I don't like it.
What it comes down to is this, a starter is more important than a closer. Most of the time when a closer saves a game, you'd have won the game with a lesser pitcher. With an excellent offense and an excellent rotation you aren't going to have all that many save opportunities and even a mediocre closer is going to save most of them.
The rotation protects the bullpen. The bullpen on this team is the weak link. Offense among the best, rotation ranging from good to astonishingly good, rotation only okay. Well sure, moving Papelbon to the rotation improves its quality but it also probably puts more of a strain on it and here's why. Papelbon throughout his career as a starter pitched six plus innings fairly regularly. Julian Tavarez isn't going to be able to do that. Kyle Snyder isn't going to be able to do that. I'm not sure any of the fifth starter candidates can be expected to do that. As a result you're putting more innings on the arms of the other guys in the bullpen. You know, the ones you were worried about.
Now there's a lot of guys who can fill that fifth spot and in reality they're all just holding it for Jon Lester so it's not that big a deal for this year.
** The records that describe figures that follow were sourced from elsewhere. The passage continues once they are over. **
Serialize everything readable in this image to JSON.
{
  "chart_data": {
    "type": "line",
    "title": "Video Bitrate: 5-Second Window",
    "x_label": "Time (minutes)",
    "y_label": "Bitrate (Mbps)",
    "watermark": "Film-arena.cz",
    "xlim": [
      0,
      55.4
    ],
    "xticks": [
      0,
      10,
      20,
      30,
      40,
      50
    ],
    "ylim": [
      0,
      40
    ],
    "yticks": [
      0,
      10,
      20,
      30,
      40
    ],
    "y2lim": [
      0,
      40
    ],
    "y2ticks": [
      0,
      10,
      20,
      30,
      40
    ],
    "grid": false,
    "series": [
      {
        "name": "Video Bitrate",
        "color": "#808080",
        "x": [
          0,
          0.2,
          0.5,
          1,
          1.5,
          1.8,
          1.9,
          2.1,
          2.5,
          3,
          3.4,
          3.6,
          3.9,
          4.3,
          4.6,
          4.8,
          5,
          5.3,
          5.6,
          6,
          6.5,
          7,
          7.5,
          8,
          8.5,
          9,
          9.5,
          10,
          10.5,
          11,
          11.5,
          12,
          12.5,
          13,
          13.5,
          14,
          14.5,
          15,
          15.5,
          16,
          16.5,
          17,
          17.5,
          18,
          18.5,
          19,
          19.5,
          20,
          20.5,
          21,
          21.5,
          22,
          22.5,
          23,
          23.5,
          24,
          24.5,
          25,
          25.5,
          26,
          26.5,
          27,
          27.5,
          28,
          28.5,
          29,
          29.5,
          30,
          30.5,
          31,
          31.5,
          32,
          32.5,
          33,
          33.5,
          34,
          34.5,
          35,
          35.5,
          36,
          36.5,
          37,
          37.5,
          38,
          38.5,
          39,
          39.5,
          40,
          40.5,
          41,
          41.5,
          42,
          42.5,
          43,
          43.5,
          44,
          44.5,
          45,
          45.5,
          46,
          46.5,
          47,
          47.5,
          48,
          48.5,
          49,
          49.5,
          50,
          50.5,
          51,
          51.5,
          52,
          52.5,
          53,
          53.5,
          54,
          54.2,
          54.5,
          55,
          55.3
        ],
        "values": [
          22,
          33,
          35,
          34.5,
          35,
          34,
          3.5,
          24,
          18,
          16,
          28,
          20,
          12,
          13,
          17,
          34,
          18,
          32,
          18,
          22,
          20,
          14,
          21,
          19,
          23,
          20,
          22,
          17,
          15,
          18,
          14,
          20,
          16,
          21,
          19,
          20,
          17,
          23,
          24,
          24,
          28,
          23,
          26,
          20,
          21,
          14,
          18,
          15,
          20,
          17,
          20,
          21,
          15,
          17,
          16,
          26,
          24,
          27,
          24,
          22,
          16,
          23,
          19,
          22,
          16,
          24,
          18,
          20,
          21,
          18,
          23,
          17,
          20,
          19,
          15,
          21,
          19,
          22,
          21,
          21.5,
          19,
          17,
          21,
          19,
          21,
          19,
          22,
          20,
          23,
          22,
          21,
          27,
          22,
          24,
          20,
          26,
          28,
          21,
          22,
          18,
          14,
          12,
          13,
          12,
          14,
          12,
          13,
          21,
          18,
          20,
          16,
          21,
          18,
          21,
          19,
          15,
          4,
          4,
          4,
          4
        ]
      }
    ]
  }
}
For the long term future though, I wonder. With Papelbon in the rotation you could let Schilling go and enter 2008-12 with a rotation of Matsuzaka, Beckett, Papelbon, Lester, and Wakefield. With Papelbon in the bullpen sure you have anchored that spot for most of the next ten years and that's good but it means you're not going to have the excellent young rotation. Matsuzaka, Becket, Papelbon, Lester could have been the Red Sox answer to Maddux, Glavine, Smoltz, Avery. Now you're faced with either keeping Schilling which would give you two 40+ pitchers or finding someone else.